Extrajudicial police killings are another form of discriminatory violence. Black, Native American, and Latinx men, and black and Native women, are all significantly more likely to die by police violence than their white counterparts. Racial profiling in policing, as well as implicit bias in assuming innocuous objects as weapons, are two types of discrimination that prove fatal for many non-white individuals in the United States.

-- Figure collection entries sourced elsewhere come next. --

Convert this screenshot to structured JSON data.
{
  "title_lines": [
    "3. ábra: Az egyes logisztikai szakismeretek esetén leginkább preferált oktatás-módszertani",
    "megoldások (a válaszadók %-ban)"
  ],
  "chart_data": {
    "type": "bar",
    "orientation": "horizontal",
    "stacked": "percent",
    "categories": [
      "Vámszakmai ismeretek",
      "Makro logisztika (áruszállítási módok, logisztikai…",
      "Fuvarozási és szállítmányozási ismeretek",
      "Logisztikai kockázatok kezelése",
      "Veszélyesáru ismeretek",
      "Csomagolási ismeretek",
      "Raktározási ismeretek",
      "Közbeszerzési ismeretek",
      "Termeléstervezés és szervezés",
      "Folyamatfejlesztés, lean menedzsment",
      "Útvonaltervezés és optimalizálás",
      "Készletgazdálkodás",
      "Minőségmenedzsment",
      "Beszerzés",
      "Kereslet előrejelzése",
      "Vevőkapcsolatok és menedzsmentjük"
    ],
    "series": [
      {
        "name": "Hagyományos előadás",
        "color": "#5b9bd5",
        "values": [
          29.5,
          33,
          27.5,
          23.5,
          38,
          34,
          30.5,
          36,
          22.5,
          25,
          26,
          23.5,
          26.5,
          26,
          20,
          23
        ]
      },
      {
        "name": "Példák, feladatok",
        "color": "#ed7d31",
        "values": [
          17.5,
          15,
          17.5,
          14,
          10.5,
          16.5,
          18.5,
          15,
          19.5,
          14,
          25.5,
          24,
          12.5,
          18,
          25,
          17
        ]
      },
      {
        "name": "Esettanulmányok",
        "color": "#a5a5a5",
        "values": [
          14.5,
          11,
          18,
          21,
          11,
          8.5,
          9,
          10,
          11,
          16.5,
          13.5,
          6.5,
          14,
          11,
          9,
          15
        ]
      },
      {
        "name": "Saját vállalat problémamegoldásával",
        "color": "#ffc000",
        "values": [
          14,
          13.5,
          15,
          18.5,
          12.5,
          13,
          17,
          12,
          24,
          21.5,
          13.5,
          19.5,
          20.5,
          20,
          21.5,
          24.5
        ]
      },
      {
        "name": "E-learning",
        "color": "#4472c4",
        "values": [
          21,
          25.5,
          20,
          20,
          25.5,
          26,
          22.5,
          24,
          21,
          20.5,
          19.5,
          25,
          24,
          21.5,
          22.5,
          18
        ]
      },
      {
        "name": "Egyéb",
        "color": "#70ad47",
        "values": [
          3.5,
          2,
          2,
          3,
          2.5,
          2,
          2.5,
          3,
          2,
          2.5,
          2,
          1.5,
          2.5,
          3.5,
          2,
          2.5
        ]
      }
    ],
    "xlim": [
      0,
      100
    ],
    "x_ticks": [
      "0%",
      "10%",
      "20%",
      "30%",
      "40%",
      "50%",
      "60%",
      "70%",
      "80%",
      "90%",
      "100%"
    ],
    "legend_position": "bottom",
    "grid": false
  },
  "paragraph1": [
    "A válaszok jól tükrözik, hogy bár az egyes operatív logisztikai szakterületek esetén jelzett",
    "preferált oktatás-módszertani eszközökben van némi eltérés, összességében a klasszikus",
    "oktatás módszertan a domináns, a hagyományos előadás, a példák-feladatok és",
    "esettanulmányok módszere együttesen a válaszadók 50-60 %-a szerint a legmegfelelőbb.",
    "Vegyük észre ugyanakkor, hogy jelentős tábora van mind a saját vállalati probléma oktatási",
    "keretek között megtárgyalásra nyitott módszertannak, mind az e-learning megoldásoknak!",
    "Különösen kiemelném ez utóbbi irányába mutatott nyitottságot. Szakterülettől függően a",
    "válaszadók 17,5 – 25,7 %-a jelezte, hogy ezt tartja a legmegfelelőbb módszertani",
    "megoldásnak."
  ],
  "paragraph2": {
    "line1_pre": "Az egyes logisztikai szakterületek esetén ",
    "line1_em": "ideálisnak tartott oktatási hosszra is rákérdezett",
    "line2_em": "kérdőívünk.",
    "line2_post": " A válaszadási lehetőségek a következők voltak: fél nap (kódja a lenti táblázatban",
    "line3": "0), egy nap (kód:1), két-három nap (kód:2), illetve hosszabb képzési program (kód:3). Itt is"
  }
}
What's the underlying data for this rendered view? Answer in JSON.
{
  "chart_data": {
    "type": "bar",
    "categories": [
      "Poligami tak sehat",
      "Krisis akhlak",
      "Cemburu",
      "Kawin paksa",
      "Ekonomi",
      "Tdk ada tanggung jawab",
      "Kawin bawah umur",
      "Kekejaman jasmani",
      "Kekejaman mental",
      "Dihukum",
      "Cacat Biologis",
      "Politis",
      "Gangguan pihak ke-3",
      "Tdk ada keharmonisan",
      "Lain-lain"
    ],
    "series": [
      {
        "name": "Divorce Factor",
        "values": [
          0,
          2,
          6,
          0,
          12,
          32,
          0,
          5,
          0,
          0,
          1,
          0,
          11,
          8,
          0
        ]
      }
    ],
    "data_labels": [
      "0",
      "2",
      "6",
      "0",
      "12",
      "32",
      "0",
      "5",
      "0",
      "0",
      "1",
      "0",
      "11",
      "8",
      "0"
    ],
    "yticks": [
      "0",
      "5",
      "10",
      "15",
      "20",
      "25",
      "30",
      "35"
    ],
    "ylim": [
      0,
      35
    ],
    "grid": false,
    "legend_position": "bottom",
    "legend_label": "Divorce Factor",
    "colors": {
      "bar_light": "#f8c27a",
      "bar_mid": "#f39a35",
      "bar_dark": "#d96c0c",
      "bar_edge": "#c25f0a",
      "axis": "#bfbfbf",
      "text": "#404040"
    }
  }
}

The threat of, or consistent exposure to, discriminatory violence is an additional stressor for individuals, particularly those who may perceive themselves at risk for such violence. For instance, Stop, Question, and Frisk (SQF)—a form of racially discriminatory policing that can lead to violence—is associated with worse mental health symptomology and distress among people in neighborhoods where it occurs—even if they themselves have not experienced SQF. The depressive and anxiety-related symptomology is greatest for young men of color, and health effects are worse in neighborhoods where SQF is associated with force. Similarly, a recent study has found worse mental health among black Americans following the killing of unarmed black men by the police in their state. 

Conclusion

Discrimination is itself a social determinant of health, as a type of stressor experienced by communities of color, sexual and gender minorities, women, and many others in the United States. It is also a determinant of access to other important social determinants of health. The direct and indirect health impacts of discrimination are harmful not just to the targets but to their families, loved ones, and communities. Thus, the impact of discrimination on health is far-reaching, contributing to the multitude of health inequities many marginalized communities face.